In right-to-work states, workers at union-represented shops can opt out of dues payments, unfairly putting the burden for representation costs on their co-workers while still reaping all of the benefits of belonging to a union.

“The IBEW and other unions are required by law to go to bat for every single worker in a bargaining unit,” Gray said. Whether it’s negotiating a contract or sending staff and lawyers to represent an employee if they’re unfairly disciplined or fired, union dues are the only way to ensure those services are available.

“The real aim of right-to-work is to cut off funding to the union, depleting your local’s treasury to the point it can’t represent you effectively,” said Dan Gardner, an international representative in the Political and Legislative Department. “That changes the balance of power in negotiations with an employer, and it results in you losing money.”
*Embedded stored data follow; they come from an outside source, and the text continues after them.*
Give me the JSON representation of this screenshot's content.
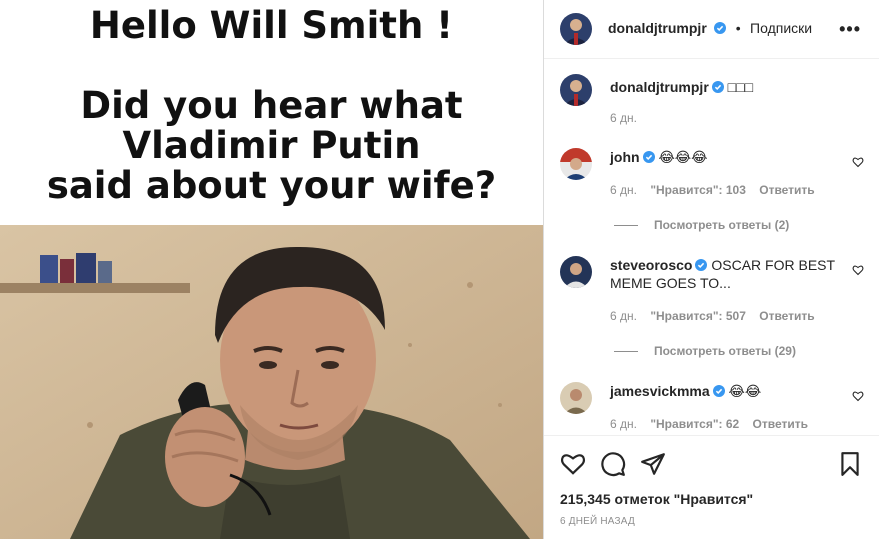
{
  "post": {
    "meme_line1": "Hello Will Smith !",
    "meme_line2a": "Did you hear what",
    "meme_line2b": "Vladimir Putin",
    "meme_line2c": "said about your wife?",
    "photo_icon": "man-on-phone-photo"
  },
  "header": {
    "username": "donaldjtrumpjr",
    "separator": "•",
    "follow_label": "Подписки",
    "more_icon": "more-options-icon"
  },
  "caption": {
    "username": "donaldjtrumpjr",
    "text": "□□□",
    "time": "6 дн."
  },
  "comments": [
    {
      "username": "john",
      "text": "😂😂😂",
      "time": "6 дн.",
      "likes": "\"Нравится\": 103",
      "reply": "Ответить",
      "view_replies": "Посмотреть ответы (2)",
      "avatar_color": "#c0392b"
    },
    {
      "username": "steveorosco",
      "text": "OSCAR FOR BEST MEME GOES TO...",
      "time": "6 дн.",
      "likes": "\"Нравится\": 507",
      "reply": "Ответить",
      "view_replies": "Посмотреть ответы (29)",
      "avatar_color": "#2c3e6b"
    },
    {
      "username": "jamesvickmma",
      "text": "😂😂",
      "time": "6 дн.",
      "likes": "\"Нравится\": 62",
      "reply": "Ответить",
      "avatar_color": "#b9a27c"
    }
  ],
  "actions": {
    "like_icon": "heart-icon",
    "comment_icon": "comment-icon",
    "share_icon": "share-icon",
    "save_icon": "bookmark-icon"
  },
  "likes_text": "215,345 отметок \"Нравится\"",
  "date_text": "6 ДНЕЙ НАЗАД",
  "colors": {
    "verified": "#3897f0",
    "muted": "#8e8e8e",
    "text": "#262626"
  }
}
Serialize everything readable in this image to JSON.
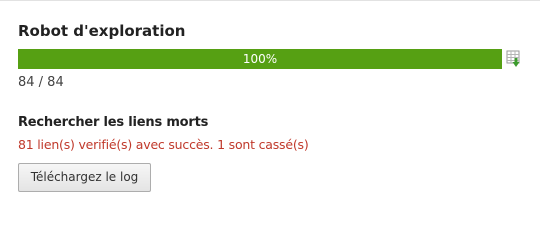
{
  "crawler": {
    "title": "Robot d'exploration",
    "progress": {
      "label": "100%",
      "percent": 100,
      "count": "84 / 84",
      "fill_color": "#56a013"
    },
    "export_icon": "spreadsheet-export-icon"
  },
  "dead_links": {
    "heading": "Rechercher les liens morts",
    "result": "81 lien(s) verifié(s) avec succès. 1 sont cassé(s)",
    "result_color": "#c0392b",
    "download_label": "Téléchargez le log"
  }
}
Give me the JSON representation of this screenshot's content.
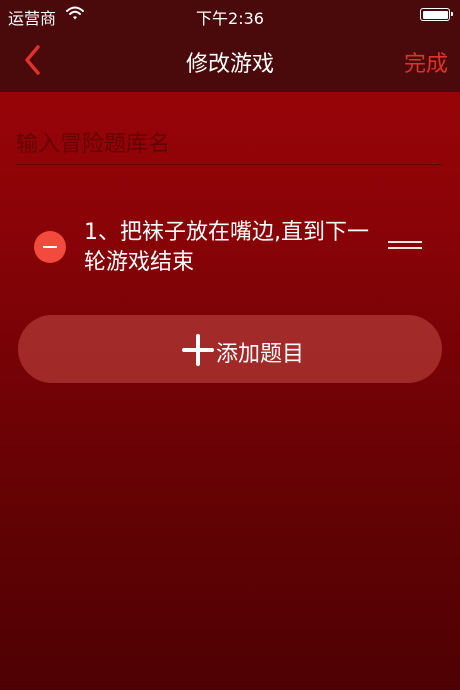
{
  "status_bar": {
    "carrier": "运营商",
    "time": "下午2:36",
    "wifi_icon": "wifi-icon",
    "battery_icon": "battery-icon"
  },
  "nav": {
    "back_icon": "chevron-left-icon",
    "title": "修改游戏",
    "done_label": "完成",
    "accent_color": "#e0322c"
  },
  "form": {
    "name_placeholder": "输入冒险题库名",
    "name_value": ""
  },
  "questions": [
    {
      "text": "1、把袜子放在嘴边,直到下一轮游戏结束",
      "delete_icon": "minus-circle-icon",
      "drag_icon": "drag-handle-icon"
    }
  ],
  "actions": {
    "add_label": "添加题目",
    "add_icon": "plus-icon"
  },
  "colors": {
    "bar_background": "#4a0a0b",
    "delete_red": "#f24a3c"
  }
}
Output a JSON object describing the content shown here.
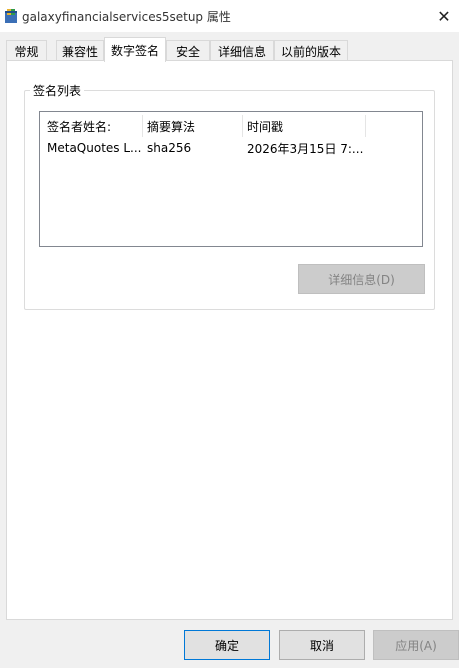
{
  "window": {
    "title": "galaxyfinancialservices5setup 属性",
    "close_glyph": "✕"
  },
  "tabs": [
    {
      "label": "常规"
    },
    {
      "label": "兼容性"
    },
    {
      "label": "数字签名",
      "active": true
    },
    {
      "label": "安全"
    },
    {
      "label": "详细信息"
    },
    {
      "label": "以前的版本"
    }
  ],
  "signature_list": {
    "group_label": "签名列表",
    "columns": [
      "签名者姓名:",
      "摘要算法",
      "时间戳"
    ],
    "rows": [
      [
        "MetaQuotes L...",
        "sha256",
        "2026年3月15日 7:..."
      ]
    ],
    "details_button": "详细信息(D)"
  },
  "footer": {
    "ok": "确定",
    "cancel": "取消",
    "apply": "应用(A)"
  },
  "colors": {
    "accent": "#0078d7",
    "disabled_text": "#838383"
  },
  "icons": {
    "app": "setup-package-icon",
    "close": "close-icon"
  }
}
Studies show that working people—union and nonunion—in right-to-work states earn 12 percent less than workers in neighboring states because unions raise the baseline for everyone. That’s more than $6,000 dollars less per year on average. Workers in right-to-work states are also more likely to be uninsured than those in free-bargaining states (13 percent vs. 9.4 percent), meaning taxpayers foot the bill for more hospital services.
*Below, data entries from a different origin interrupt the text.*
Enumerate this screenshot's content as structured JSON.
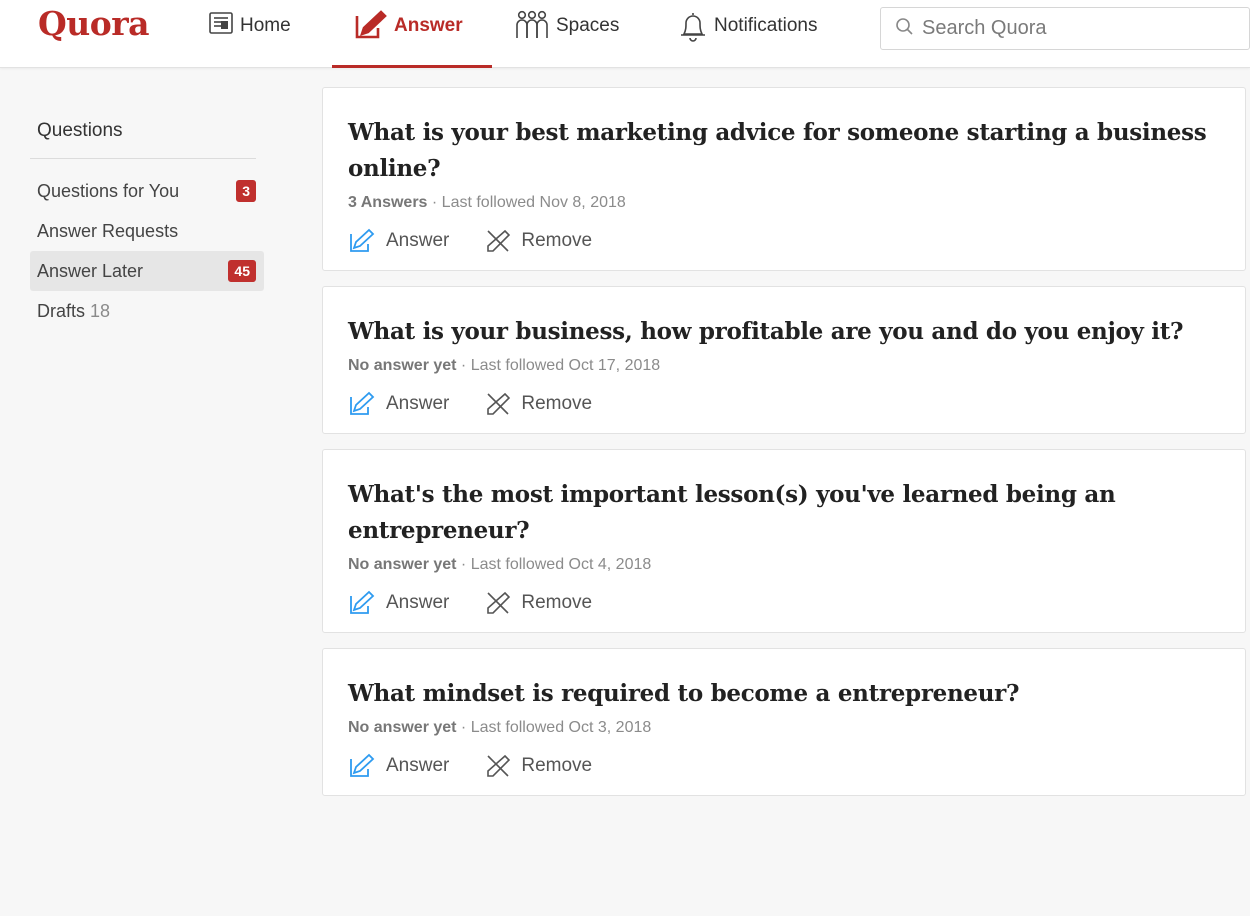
{
  "header": {
    "logo": "Quora",
    "nav": [
      {
        "label": "Home",
        "icon": "news-feed-icon"
      },
      {
        "label": "Answer",
        "icon": "pencil-icon",
        "active": true
      },
      {
        "label": "Spaces",
        "icon": "people-group-icon"
      },
      {
        "label": "Notifications",
        "icon": "bell-icon"
      }
    ],
    "search": {
      "placeholder": "Search Quora",
      "value": ""
    }
  },
  "sidebar": {
    "title": "Questions",
    "items": [
      {
        "label": "Questions for You",
        "badge": "3"
      },
      {
        "label": "Answer Requests"
      },
      {
        "label": "Answer Later",
        "badge": "45",
        "active": true
      },
      {
        "label": "Drafts",
        "count": "18"
      }
    ]
  },
  "questions": [
    {
      "title": "What is your best marketing advice for someone starting a business online?",
      "answers": "3 Answers",
      "followed": " · Last followed Nov 8, 2018",
      "answer_label": "Answer",
      "remove_label": "Remove"
    },
    {
      "title": "What is your business, how profitable are you and do you enjoy it?",
      "answers": "No answer yet",
      "followed": " · Last followed Oct 17, 2018",
      "answer_label": "Answer",
      "remove_label": "Remove"
    },
    {
      "title": "What's the most important lesson(s) you've learned being an entrepreneur?",
      "answers": "No answer yet",
      "followed": " · Last followed Oct 4, 2018",
      "answer_label": "Answer",
      "remove_label": "Remove"
    },
    {
      "title": "What mindset is required to become a entrepreneur?",
      "answers": "No answer yet",
      "followed": " · Last followed Oct 3, 2018",
      "answer_label": "Answer",
      "remove_label": "Remove"
    }
  ],
  "colors": {
    "brand": "#b92b27",
    "badge": "#c0302e",
    "answer_icon": "#2e9bf0"
  }
}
Perhaps most importantly, weakening unions tips the scales of power in favor of big corporations, which means laws mandating basic workplace safety protections and fair wages are often among the first things to go out the window.

“President Kennedy said back in the 1960s, ‘A rising tide lifts all boats,’ and that’s the effect that unions have on wages and workplace conditions,” Gardner said. “When a union electrician gets a raise, other folks end up getting one too if their employers want to stay competitive. We have a positive effect on a state’s average wages whether we’re 5 percent of the working population or 50 percent.”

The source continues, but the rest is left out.